Another three people, including two women, were critically injured during the attack at a shrine in Sargodha, in the Punjab.
The custodian and spiritual leader of the shrine, Abdul Waheed, called on the worshippers to visit the shrine and then attacked them with his accomplices, said Liaqat Ali Chattha, deputy commissioner for the area.
"As they kept arriving, they were torturing and murdering them," Mr Chattha said.
Police sources said they believed the killings started on Friday night but were not reported until Sunday when an injured woman managed to flee the scene and went to hospital.
The victims were first drugged and then killed with machetes and batons.
Zulfiqar Hameed, a regional police chief, said the custodian told police he believed his victims were out to kill him.
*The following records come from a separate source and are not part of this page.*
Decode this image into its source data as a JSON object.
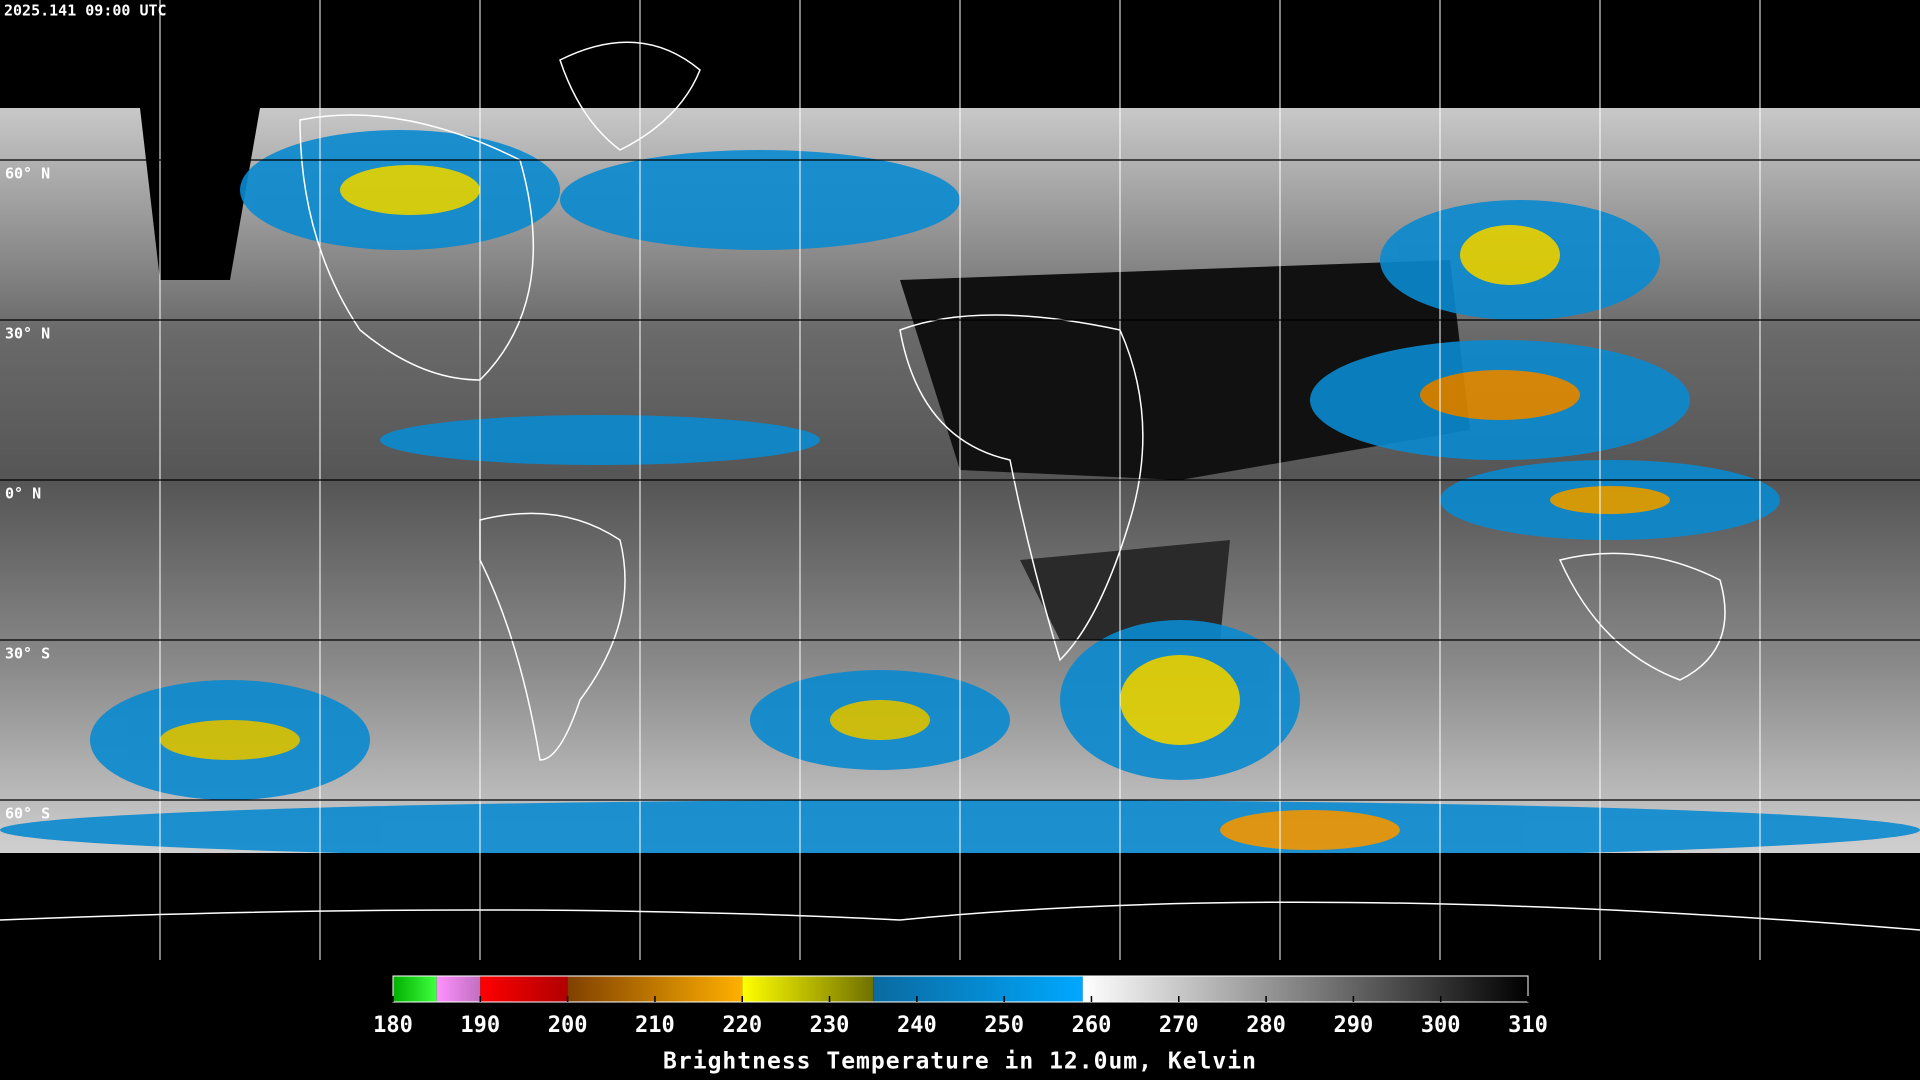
{
  "timestamp": "2025.141 09:00 UTC",
  "map": {
    "lon_lines": [
      -150,
      -120,
      -90,
      -60,
      -30,
      0,
      30,
      60,
      90,
      120,
      150
    ],
    "lat_lines": [
      {
        "value": 60,
        "label": "60° N"
      },
      {
        "value": 30,
        "label": "30° N"
      },
      {
        "value": 0,
        "label": "0° N"
      },
      {
        "value": -30,
        "label": "30° S"
      },
      {
        "value": -60,
        "label": "60° S"
      }
    ]
  },
  "colorbar": {
    "title": "Brightness Temperature in 12.0um, Kelvin",
    "range": [
      180,
      310
    ],
    "ticks": [
      180,
      190,
      200,
      210,
      220,
      230,
      240,
      250,
      260,
      270,
      280,
      290,
      300,
      310
    ],
    "segments": [
      {
        "from": 180,
        "to": 185,
        "colors": [
          "#00b000",
          "#40ff40"
        ]
      },
      {
        "from": 185,
        "to": 190,
        "colors": [
          "#ff90ff",
          "#c070c0"
        ]
      },
      {
        "from": 190,
        "to": 200,
        "colors": [
          "#ff0000",
          "#b00000"
        ]
      },
      {
        "from": 200,
        "to": 220,
        "colors": [
          "#804000",
          "#ffb000"
        ]
      },
      {
        "from": 220,
        "to": 235,
        "colors": [
          "#ffff00",
          "#707000"
        ]
      },
      {
        "from": 235,
        "to": 259,
        "colors": [
          "#0a6aa0",
          "#00a8ff"
        ]
      },
      {
        "from": 259,
        "to": 310,
        "colors": [
          "#ffffff",
          "#000000"
        ]
      }
    ]
  }
}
“The suspect appears to be paranoid and psychotic, or it could be related to rivalry for the control of shrine,” he said, adding that the investigation was continuing.
With its ancient hypnotic rituals, Sufism is a mystical form of Islam that has been practised in Pakistan for centuries.
But in recent months, Sufi shrines have been targeted by extremist Sunni militants, who consider Sufi followers to be heretics, including a suicide bombing by Islamic State of Iraq and the Levant (Isil) that killed more than 80 worshippers at a shrine in Lal Shahbaz Qalandar in southern Sindh province.
Last November, an explosion ripped through another Sufi shrine, the Shah Noorani in southwestern Pakistan, killing at least 52 people. Isil also claimed responsibility for that attack.